アサミン「なんてね。こんな調子だったから、多分お互い、目的地がわからないと止まることもできない……そういう状態だと思うわよ。」

フローライト「……! そういう意味でしたか。なるほど。確かに探すのは難しそうだ。諦めて出直しますよ。」

さくや「まってくださるかしら?」

フローライト「? なんでしょうか?」

さくや「もし、2人に会うことがあったなら。……心配していたと、伝えてください。」

フローライト「わかりました。会ったら、伝えておきますよ。」

さくや「……まって。」

フローライト「またですか?」

さくや「わたくし達は、本当に初めて。でいいんですよね?」

フローライト「そのはずですよ。それでは。」


アサミン「……どう思う?」

さくや「……臭うわね……ふふ、今回はあの子達のことだし、特別よ? 少し出るわ。」

アサミン「一応、後輩を思っての行動とか取るのね。見直したわ。」

さくや「ゆづき先輩が気がついたその時に、あの2人がいないのはきっと、ゆづき先輩は嫌でしょうから。だから。ただそれだけよ。」

アサミン「そう、そういうことにしておいてあげるわ。」

ライカ「あ、あんた達、何の話をしているんだい……?」

アサミン(しかし最後のさくやの言葉は何? あいつ何か引っかかってるの? 一体何に?)


おまけ
なつき「ああ、今日もまた、カスミはあのエルフと密会ですか……そろそろこの光景も見飽きたですよ……」

なつき(しかし変ですねぇ……ローズもローズでこれを毎回見ているわけですから聞けばいいのに……一体、何が起きてるですか。)

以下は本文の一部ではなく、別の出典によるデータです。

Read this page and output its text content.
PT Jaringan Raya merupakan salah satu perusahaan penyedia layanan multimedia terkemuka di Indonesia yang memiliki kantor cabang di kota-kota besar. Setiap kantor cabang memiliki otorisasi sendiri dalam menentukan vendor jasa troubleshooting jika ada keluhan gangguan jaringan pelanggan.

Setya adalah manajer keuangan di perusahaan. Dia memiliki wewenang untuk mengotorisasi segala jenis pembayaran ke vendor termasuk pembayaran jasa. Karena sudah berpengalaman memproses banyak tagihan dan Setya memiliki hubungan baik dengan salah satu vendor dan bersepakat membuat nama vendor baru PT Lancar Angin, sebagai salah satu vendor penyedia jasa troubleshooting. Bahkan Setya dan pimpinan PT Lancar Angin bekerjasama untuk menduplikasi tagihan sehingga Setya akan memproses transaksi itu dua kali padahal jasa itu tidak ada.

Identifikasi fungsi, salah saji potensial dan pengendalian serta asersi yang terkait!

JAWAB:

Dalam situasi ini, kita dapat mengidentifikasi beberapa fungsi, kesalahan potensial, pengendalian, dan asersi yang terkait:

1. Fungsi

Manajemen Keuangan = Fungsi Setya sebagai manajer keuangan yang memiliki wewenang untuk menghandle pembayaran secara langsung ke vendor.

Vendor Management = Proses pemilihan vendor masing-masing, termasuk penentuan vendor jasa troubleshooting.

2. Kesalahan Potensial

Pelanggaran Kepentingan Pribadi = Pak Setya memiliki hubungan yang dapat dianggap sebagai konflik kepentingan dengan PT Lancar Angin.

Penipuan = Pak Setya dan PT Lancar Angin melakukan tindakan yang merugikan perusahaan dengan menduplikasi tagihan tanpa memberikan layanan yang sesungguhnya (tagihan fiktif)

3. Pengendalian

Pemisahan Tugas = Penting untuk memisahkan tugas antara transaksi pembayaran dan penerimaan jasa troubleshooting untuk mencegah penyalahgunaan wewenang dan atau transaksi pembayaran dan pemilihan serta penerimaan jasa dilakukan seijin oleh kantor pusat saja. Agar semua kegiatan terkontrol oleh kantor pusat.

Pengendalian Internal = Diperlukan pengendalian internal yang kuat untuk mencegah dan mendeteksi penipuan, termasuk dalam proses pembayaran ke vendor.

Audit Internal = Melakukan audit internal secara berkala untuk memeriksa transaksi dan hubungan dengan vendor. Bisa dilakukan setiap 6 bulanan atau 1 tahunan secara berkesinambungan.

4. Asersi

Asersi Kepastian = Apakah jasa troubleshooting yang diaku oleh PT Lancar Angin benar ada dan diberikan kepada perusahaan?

なつき「あ、エルフのほうが珍しい動き……ありゃ、あっちはゆづき先輩の病室の方なのですよ。じゃあさくや先輩に任せるです。カスミのほうは……? なんで、カスミはまだ喫茶店でとどまっているのですか?」

なつき(そういえば回を追うごとにカスミが喫茶店に滞在する時間が長くなっている気がするですよ……何かの前触れじゃないといいですが。)


カスミ「……フローライトさん、とうとうミルク単体でおいていっちゃったよ……そんなにあたし、ミルクばっかり頼んでるかな……? あれ、何かある……これ、ミルクに混ぜて飲む奴? イチゴ味のだ! 一番好きな奴だ! あれ? でもあたしって自分が好きな味のこと、フローライトさんに話したっけ……? まあいいや。」